Out of the Celluloid Closet

Our Picks from Frameline: Cut! and Sissy

The best way to describe Cut! comes midway through the film, as a police detective reluctantly sits down to watch yet another horror film at the suggestion of his partner, a horror fanatic. No doubt this dynamic is what the audience of the film itself will end up looking like.

Cut! follows director Marcos and those around him as he directs a low-budget slasher b-movie. As production wraps, cast members start dropping, murdered by a heartless killer wearing black gloves. The film takes heavy cues from Yann Gonzalez’s Knife+Heart and the giallo genre writ large while adding the deadpan humor and social drama of Pedro Almodovar’s early work. If the promise of an Almodovarian take on Knife+Heart doesn’t drag you to the theater, chances are there isn’t much else that will. 

Cut! is a film that wears its influences proudly and doesn’t do much to innovate its respective genre. More than just being on the nose, Cut! is as deep in the nose as a PCR test swab. The limitation of such an approach to homage is that it often recreates the dated representations of the 60s and 70s without any criticism of the genre. 

More than just being on the nose, Cut! is as deep in the nose as a PCR test swab.

While not a ‘good’ movie by any stretch of the imagination, Cut! is just plain fun. The film is absolutely filled with charming visual gags and rough recreations from the films it’s trying to emulate including a group of scorned actors beating up Marcos (reminiscent of Tie Me Up! Tie Me Down!) or a moment late into the film where a woman overdramatically flees the killer down a subway hallway channeling Isabelle Adjani in Possession

It’s pure intentional shoestring camp homage, with a meta-narrative plot built in as a way to cover up some of its own lapses in quality. Cut! makes no attempt to be something that it’s not, and that’s where its greatest strengths and weaknesses lie. What the film clues into is that people love femmes being absolutely deranged in front of colorful backgrounds. It’s just a shame that many of them just don’t get quite enough screen time before being killed off. 

Ultimately, Cut! is a film made by film dorks playing around with some of their favorite titles and if you’re in on the joke, it’s a great time. If you’re not, then it’s probably best to leave Cut! alone in the dirty back alley where it’s perfectly happy just being itself.


Kane Senes and Hannah Barlow’s Sissy follows Cecilia, a wellness influencer who has a chance re-encounter with her old childhood best friend Emma. On a whim, Emma enthusiastically invites Cecilia to join her and her close friends for a secluded bachelorette party celebrating her engagement. Arriving as the social reject of the party, Cecilia learns that one of the other party guests is Alex, one of her worst childhood tormentors. As tensions run high, the bodies start dropping. 

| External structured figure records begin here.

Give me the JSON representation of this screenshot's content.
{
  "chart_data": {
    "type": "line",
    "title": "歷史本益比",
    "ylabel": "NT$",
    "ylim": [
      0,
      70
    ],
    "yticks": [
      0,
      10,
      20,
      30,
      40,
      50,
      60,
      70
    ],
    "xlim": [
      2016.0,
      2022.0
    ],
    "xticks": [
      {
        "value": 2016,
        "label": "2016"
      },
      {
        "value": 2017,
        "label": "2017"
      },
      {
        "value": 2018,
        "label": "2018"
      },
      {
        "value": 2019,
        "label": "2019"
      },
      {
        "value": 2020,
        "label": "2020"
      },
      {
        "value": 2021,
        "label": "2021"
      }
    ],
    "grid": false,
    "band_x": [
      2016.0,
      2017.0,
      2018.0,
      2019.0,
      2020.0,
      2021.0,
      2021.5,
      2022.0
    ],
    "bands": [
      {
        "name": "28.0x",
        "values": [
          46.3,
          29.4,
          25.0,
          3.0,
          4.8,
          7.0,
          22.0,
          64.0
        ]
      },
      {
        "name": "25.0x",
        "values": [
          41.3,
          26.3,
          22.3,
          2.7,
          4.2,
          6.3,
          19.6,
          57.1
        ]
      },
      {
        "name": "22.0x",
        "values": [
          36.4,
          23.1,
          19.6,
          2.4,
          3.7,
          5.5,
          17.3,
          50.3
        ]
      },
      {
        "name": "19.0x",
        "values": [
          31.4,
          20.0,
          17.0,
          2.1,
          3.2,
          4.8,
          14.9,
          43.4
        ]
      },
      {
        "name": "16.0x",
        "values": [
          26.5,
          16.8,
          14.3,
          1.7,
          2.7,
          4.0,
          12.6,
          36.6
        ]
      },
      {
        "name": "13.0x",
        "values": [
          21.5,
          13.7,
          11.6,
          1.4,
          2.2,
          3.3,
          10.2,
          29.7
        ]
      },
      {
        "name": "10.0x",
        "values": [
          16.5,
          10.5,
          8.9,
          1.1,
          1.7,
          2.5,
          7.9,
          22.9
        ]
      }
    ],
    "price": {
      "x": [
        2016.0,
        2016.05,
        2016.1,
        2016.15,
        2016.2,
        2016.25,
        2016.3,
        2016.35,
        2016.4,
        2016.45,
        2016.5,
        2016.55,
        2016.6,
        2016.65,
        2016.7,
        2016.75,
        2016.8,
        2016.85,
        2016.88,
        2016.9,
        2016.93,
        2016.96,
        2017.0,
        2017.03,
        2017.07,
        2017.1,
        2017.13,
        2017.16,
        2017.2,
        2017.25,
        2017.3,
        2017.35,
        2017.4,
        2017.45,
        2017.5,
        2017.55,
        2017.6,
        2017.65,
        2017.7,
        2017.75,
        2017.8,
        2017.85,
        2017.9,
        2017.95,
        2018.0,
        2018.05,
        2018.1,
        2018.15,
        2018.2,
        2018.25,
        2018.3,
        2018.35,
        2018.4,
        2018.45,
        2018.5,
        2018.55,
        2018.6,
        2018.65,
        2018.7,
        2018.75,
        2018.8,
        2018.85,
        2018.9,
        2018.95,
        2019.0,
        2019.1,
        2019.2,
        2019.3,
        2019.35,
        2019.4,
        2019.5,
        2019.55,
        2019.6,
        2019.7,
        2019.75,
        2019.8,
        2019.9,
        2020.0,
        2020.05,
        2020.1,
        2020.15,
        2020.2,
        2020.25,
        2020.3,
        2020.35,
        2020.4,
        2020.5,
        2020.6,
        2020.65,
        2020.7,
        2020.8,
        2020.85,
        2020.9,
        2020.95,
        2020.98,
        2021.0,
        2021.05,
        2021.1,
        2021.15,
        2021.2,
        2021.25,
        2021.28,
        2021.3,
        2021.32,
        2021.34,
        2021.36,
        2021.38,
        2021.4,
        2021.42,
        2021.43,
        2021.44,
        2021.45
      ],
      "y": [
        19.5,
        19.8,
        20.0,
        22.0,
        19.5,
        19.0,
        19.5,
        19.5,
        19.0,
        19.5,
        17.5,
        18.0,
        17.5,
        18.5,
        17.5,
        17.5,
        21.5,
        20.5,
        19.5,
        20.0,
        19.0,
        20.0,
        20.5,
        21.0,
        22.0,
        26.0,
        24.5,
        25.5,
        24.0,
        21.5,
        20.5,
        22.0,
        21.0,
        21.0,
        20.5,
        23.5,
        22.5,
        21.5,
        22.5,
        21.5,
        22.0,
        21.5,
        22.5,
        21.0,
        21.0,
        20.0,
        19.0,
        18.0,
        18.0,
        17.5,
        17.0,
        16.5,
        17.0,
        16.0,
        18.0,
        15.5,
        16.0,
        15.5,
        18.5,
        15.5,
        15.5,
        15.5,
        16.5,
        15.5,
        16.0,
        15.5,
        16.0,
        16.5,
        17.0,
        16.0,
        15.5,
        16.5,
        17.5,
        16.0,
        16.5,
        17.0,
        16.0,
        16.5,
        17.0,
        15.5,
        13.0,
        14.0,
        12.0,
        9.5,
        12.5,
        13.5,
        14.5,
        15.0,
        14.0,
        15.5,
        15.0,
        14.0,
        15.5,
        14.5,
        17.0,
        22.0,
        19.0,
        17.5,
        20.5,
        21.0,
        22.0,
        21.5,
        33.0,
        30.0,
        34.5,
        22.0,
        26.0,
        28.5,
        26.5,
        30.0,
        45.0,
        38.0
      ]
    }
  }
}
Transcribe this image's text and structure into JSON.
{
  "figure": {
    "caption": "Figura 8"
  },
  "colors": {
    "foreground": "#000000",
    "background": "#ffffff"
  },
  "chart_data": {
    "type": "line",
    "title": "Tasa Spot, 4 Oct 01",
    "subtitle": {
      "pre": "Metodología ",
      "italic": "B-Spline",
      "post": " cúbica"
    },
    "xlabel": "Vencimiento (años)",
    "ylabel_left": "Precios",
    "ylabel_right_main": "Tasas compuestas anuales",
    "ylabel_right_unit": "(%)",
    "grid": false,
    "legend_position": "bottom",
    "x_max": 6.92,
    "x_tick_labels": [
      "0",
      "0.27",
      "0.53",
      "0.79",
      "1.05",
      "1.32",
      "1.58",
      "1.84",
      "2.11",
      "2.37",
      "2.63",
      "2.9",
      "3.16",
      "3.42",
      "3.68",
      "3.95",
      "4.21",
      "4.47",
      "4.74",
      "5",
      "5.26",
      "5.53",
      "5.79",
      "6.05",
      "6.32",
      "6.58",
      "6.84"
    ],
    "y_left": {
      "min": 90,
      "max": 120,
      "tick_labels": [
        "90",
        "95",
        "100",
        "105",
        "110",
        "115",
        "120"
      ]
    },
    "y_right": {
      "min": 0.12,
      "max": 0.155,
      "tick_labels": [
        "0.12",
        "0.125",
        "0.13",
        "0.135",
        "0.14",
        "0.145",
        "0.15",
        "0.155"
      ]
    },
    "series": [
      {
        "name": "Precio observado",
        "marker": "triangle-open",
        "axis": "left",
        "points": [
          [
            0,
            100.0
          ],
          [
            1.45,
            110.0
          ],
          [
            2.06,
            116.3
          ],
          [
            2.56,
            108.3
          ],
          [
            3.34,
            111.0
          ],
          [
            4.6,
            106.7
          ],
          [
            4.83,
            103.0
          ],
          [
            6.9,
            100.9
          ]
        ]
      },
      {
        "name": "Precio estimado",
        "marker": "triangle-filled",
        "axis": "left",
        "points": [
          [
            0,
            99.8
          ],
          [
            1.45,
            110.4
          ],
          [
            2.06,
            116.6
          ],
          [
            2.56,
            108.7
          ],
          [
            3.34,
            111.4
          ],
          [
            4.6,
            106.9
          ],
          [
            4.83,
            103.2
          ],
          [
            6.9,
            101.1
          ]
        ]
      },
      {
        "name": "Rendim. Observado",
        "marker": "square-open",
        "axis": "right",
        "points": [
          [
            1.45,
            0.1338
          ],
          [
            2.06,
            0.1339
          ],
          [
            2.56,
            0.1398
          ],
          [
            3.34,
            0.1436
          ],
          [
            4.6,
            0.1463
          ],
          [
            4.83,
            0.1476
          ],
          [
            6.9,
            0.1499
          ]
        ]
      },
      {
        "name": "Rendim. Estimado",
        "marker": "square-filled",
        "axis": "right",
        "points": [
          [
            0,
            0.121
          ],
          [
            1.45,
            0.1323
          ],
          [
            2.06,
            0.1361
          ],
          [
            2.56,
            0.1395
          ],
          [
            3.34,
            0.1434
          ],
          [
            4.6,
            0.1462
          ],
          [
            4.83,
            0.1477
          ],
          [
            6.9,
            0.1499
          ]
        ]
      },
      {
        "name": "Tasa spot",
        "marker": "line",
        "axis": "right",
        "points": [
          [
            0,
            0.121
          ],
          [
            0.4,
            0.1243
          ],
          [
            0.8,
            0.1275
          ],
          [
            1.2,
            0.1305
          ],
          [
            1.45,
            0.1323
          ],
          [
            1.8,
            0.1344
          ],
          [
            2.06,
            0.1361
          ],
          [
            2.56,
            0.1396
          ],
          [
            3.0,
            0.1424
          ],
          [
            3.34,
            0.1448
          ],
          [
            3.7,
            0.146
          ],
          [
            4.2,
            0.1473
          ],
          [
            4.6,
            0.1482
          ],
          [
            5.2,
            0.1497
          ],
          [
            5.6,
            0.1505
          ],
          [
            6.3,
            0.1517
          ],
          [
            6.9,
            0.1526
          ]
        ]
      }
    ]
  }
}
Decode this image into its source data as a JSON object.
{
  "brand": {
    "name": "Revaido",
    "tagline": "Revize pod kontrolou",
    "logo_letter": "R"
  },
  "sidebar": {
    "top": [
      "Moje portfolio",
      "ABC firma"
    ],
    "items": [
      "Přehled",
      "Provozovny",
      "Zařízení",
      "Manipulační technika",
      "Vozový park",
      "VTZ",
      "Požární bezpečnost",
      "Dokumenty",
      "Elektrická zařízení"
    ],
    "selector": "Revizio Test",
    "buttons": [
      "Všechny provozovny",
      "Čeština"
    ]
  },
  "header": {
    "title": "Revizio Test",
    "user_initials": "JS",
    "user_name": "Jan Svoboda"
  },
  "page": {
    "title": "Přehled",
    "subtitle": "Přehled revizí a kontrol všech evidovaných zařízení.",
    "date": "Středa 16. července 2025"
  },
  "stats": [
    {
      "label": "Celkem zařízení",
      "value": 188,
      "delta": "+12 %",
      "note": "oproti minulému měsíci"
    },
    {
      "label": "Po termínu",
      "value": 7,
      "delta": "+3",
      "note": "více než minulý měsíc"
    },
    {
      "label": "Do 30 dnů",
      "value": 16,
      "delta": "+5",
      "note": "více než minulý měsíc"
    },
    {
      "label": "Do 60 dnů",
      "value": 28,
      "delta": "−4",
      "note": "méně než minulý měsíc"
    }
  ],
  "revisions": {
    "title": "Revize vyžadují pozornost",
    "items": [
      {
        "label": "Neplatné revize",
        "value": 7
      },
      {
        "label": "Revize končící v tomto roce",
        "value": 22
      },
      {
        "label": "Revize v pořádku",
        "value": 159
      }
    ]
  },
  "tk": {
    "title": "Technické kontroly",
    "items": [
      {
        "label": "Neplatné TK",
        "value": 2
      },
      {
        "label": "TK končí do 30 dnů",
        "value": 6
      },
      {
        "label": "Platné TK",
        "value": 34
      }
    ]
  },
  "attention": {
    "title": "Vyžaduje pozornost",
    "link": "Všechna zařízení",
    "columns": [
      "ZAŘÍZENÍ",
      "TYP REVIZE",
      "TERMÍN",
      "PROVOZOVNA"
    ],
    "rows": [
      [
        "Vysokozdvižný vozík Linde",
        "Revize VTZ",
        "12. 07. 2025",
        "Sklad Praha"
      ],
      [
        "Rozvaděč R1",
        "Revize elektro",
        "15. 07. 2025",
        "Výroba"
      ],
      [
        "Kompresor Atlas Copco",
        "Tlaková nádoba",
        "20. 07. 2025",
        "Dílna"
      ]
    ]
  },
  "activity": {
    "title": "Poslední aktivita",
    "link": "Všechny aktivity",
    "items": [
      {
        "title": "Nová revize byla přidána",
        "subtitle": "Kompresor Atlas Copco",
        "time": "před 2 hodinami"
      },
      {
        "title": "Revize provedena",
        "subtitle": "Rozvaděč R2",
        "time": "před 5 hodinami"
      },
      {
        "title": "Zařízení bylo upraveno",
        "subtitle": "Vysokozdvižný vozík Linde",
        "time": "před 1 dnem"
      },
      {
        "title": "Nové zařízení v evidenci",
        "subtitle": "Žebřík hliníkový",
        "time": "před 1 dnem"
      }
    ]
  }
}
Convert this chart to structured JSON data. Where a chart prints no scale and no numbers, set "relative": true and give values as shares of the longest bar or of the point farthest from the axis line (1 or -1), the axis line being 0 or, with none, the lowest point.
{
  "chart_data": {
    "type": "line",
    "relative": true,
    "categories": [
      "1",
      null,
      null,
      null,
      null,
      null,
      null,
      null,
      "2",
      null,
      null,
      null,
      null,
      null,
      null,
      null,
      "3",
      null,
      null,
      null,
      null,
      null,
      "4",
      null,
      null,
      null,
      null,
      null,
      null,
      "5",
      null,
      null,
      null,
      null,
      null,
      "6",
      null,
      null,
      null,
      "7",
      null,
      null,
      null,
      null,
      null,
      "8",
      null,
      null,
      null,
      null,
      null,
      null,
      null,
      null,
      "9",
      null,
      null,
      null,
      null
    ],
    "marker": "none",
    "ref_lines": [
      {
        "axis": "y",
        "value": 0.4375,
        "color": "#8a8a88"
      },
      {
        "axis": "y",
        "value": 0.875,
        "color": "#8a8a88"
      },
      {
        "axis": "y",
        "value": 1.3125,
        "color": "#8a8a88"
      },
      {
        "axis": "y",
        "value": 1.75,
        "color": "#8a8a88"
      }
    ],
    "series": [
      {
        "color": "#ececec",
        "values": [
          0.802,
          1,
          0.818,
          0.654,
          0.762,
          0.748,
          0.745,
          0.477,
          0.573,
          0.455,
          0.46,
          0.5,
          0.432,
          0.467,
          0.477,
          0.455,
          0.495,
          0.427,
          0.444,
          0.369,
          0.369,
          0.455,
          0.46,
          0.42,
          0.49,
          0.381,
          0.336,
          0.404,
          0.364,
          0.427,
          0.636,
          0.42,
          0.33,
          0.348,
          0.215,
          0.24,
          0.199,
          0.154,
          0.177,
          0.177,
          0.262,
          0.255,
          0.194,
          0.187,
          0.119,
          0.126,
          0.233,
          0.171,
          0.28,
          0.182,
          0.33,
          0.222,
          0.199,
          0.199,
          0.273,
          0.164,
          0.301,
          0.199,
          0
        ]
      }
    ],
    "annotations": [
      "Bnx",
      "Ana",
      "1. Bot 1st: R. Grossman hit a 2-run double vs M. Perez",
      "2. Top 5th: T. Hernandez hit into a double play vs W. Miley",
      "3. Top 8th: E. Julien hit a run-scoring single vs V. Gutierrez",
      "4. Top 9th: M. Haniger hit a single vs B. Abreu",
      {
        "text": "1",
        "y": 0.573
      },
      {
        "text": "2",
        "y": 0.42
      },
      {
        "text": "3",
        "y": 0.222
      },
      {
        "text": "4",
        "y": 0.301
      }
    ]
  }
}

While Sissy cites Carrie as an influence, it shares very little beyond the premise of an adolescent girl bullied into madness. Instead Sissy finds more commonalities with the current revival of genre-aware slasher films which use their settings to explore a whole manner of socio-economic conditions. Likewise, whereas the original Carrie took aim at the oppressive environment of 50s Americana culture, Sissy adapts its setting to a far more intimate group of queer friends, specifically focusing on the specific kind of psychological torment femme lesbians can enact on each other. 

Sissy finds more commonalities with the current revival of genre-aware slasher films which use their settings to explore a whole manner of socio-economic conditions.

Sissy uses a lot of hot-button terms and ideas, particularly as they pertain to queer sensitivity, but never overdoes it. Cecilia’s use of the language of mental health and ‘wellness’ is wholly believable, as is her tormentors’ immediacy to joke about her cancelation and reliance on safe spaces to maintain a fragile sense of calm within herself. 

The film threads a very thin needle between using the persona of a wellness guru as a way to improve one’s own mental health and as a cover to excuse one’s mistakes, and leaves enough room for the audience to consider just how responsible Cecilia is for her actions. Thankfully, the film also gives plenty of room in its subtext to examine the lesbian overlap between friendship, romance, devotion, and obsession. It also entertains the wild idea that perhaps queer people can also be bad people with a complex relationship to the ways society constructs them and their queerness.

Sissy is an innovative and charming queer slasher that delivers everything you need and want from a horror film: creative and brutal kills, a charming sense of humor, and enough bubbling under the surface to keep you thinking after you’ve left the theatre. Whether you’re a horror aficionado or just looking for something to hold your appetite until A24’s upcoming Bodies Bodies Bodies release, Sissy is a wholly engrossing indie horror worthy of your attention.


Cut! premieres at Frameline on 

Sissy premieres at Frameline on June 23rd.